While Flannery O’Connor combined humor and sadism in ways as mysterious as they are effective, to me, the way she was able to render horrific actions in people and still somehow make me sympathetic is her greatest achievement—even more so when she breaks out of the highly symbolic framings of tales such as “A Good Man is Hard to Find” and “Good Country People.” While these are incredible stories, less-known ones, in which characters transcend her desire to make them mere chess pieces and instead achieve a full humanity, are where she truly scorches.
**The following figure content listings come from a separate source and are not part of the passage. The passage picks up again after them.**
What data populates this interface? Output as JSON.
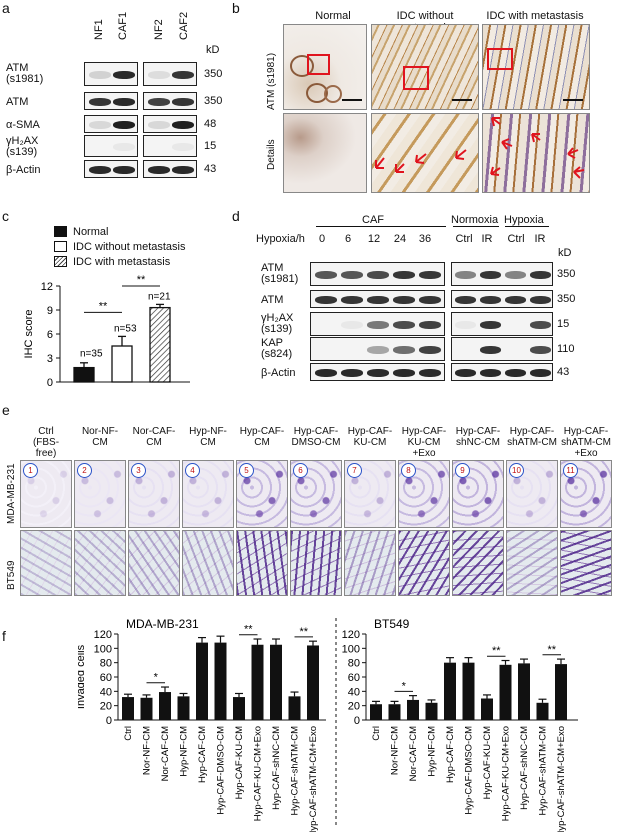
{
  "panel_a": {
    "label": "a",
    "lanes_left": [
      "NF1",
      "CAF1"
    ],
    "lanes_right": [
      "NF2",
      "CAF2"
    ],
    "kd_header": "kD",
    "rows": [
      {
        "name1": "ATM",
        "name2": "(s1981)",
        "kd": "350"
      },
      {
        "name1": "ATM",
        "name2": "",
        "kd": "350"
      },
      {
        "name1": "α-SMA",
        "name2": "",
        "kd": "48"
      },
      {
        "name1": "γH₂AX",
        "name2": "(s139)",
        "kd": "15"
      },
      {
        "name1": "β-Actin",
        "name2": "",
        "kd": "43"
      }
    ]
  },
  "panel_b": {
    "label": "b",
    "columns": [
      "Normal",
      "IDC without metastasis",
      "IDC with metastasis"
    ],
    "row_labels": [
      "ATM (s1981)",
      "Details"
    ]
  },
  "panel_c": {
    "label": "c",
    "legend": [
      "Normal",
      "IDC without metastasis",
      "IDC with metastasis"
    ],
    "significance": [
      "**",
      "**"
    ],
    "n_labels": [
      "n=35",
      "n=53",
      "n=21"
    ]
  },
  "chart_data": [
    {
      "type": "bar",
      "categories": [
        "Normal",
        "IDC without metastasis",
        "IDC with metastasis"
      ],
      "values": [
        1.8,
        4.5,
        9.3
      ],
      "errors": [
        0.6,
        1.2,
        0.4
      ],
      "ylabel": "IHC score",
      "ylim": [
        0,
        12
      ],
      "yticks": [
        0,
        3,
        6,
        9,
        12
      ],
      "title": ""
    },
    {
      "type": "bar",
      "title": "MDA-MB-231",
      "ylabel": "Invaded cells",
      "ylim": [
        0,
        120
      ],
      "yticks": [
        0,
        20,
        40,
        60,
        80,
        100,
        120
      ],
      "categories": [
        "Ctrl",
        "Nor-NF-CM",
        "Nor-CAF-CM",
        "Hyp-NF-CM",
        "Hyp-CAF-CM",
        "Hyp-CAF-DMSO-CM",
        "Hyp-CAF-KU-CM",
        "Hyp-CAF-KU-CM+Exo",
        "Hyp-CAF-shNC-CM",
        "Hyp-CAF-shATM-CM",
        "Hyp-CAF-shATM-CM+Exo"
      ],
      "values": [
        32,
        31,
        39,
        33,
        108,
        108,
        32,
        105,
        105,
        33,
        104
      ],
      "errors": [
        4,
        4,
        7,
        4,
        7,
        9,
        5,
        8,
        8,
        6,
        6
      ]
    },
    {
      "type": "bar",
      "title": "BT549",
      "ylabel": "",
      "ylim": [
        0,
        120
      ],
      "yticks": [
        0,
        20,
        40,
        60,
        80,
        100,
        120
      ],
      "categories": [
        "Ctrl",
        "Nor-NF-CM",
        "Nor-CAF-CM",
        "Hyp-NF-CM",
        "Hyp-CAF-CM",
        "Hyp-CAF-DMSO-CM",
        "Hyp-CAF-KU-CM",
        "Hyp-CAF-KU-CM+Exo",
        "Hyp-CAF-shNC-CM",
        "Hyp-CAF-shATM-CM",
        "Hyp-CAF-shATM-CM+Exo"
      ],
      "values": [
        22,
        22,
        28,
        24,
        80,
        80,
        30,
        77,
        79,
        24,
        78
      ],
      "errors": [
        4,
        4,
        6,
        4,
        7,
        7,
        5,
        6,
        6,
        5,
        7
      ]
    }
  ],
  "panel_d": {
    "label": "d",
    "caf_header": "CAF",
    "normoxia_header": "Normoxia",
    "hypoxia_header": "Hypoxia",
    "time_label": "Hypoxia/h",
    "times": [
      "0",
      "6",
      "12",
      "24",
      "36"
    ],
    "right_lanes": [
      "Ctrl",
      "IR",
      "Ctrl",
      "IR"
    ],
    "kd_header": "kD",
    "rows": [
      {
        "name1": "ATM",
        "name2": "(s1981)",
        "kd": "350"
      },
      {
        "name1": "ATM",
        "name2": "",
        "kd": "350"
      },
      {
        "name1": "γH₂AX",
        "name2": "(s139)",
        "kd": "15"
      },
      {
        "name1": "KAP",
        "name2": "(s824)",
        "kd": "110"
      },
      {
        "name1": "β-Actin",
        "name2": "",
        "kd": "43"
      }
    ]
  },
  "panel_e": {
    "label": "e",
    "columns": [
      {
        "num": "1",
        "l1": "Ctrl",
        "l2": "(FBS-",
        "l3": "free)"
      },
      {
        "num": "2",
        "l1": "Nor-NF-",
        "l2": "CM",
        "l3": ""
      },
      {
        "num": "3",
        "l1": "Nor-CAF-",
        "l2": "CM",
        "l3": ""
      },
      {
        "num": "4",
        "l1": "Hyp-NF-",
        "l2": "CM",
        "l3": ""
      },
      {
        "num": "5",
        "l1": "Hyp-CAF-",
        "l2": "CM",
        "l3": ""
      },
      {
        "num": "6",
        "l1": "Hyp-CAF-",
        "l2": "DMSO-CM",
        "l3": ""
      },
      {
        "num": "7",
        "l1": "Hyp-CAF-",
        "l2": "KU-CM",
        "l3": ""
      },
      {
        "num": "8",
        "l1": "Hyp-CAF-",
        "l2": "KU-CM",
        "l3": "+Exo"
      },
      {
        "num": "9",
        "l1": "Hyp-CAF-",
        "l2": "shNC-CM",
        "l3": ""
      },
      {
        "num": "10",
        "l1": "Hyp-CAF-",
        "l2": "shATM-CM",
        "l3": ""
      },
      {
        "num": "11",
        "l1": "Hyp-CAF-",
        "l2": "shATM-CM",
        "l3": "+Exo"
      }
    ],
    "row_labels": [
      "MDA-MB-231",
      "BT549"
    ]
  },
  "panel_f": {
    "label": "f",
    "sig_left": [
      "*",
      "**",
      "**"
    ],
    "sig_right": [
      "*",
      "**",
      "**"
    ]
  }
}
“A View of the Woods” is one of those stories. It concerns the agonies of an old man named Fortune, who is determined to develop his land over the protests of his son-in-law, Pitts. In the middle is Pitts’ daughter, Mary, who shifts her alliances between her father and grandfather. Fortune is a craven and nasty man who does terrible things in the story, and while O’Connor makes me feel utterly sure that he gets what he deserves, she also imbues him full of sorrow and compassion as his just deserts are meted out.
How does she do it? With comic dialogue sharper than daggers, pacing that perfectly mirrors the old man’s psychic blistering, and language of hallucinatory anti-rapture, while also steering way from the nihilism of those better-known stories—which, I believe, makes them ultimately less powerful than the masterly “A View of the Woods.”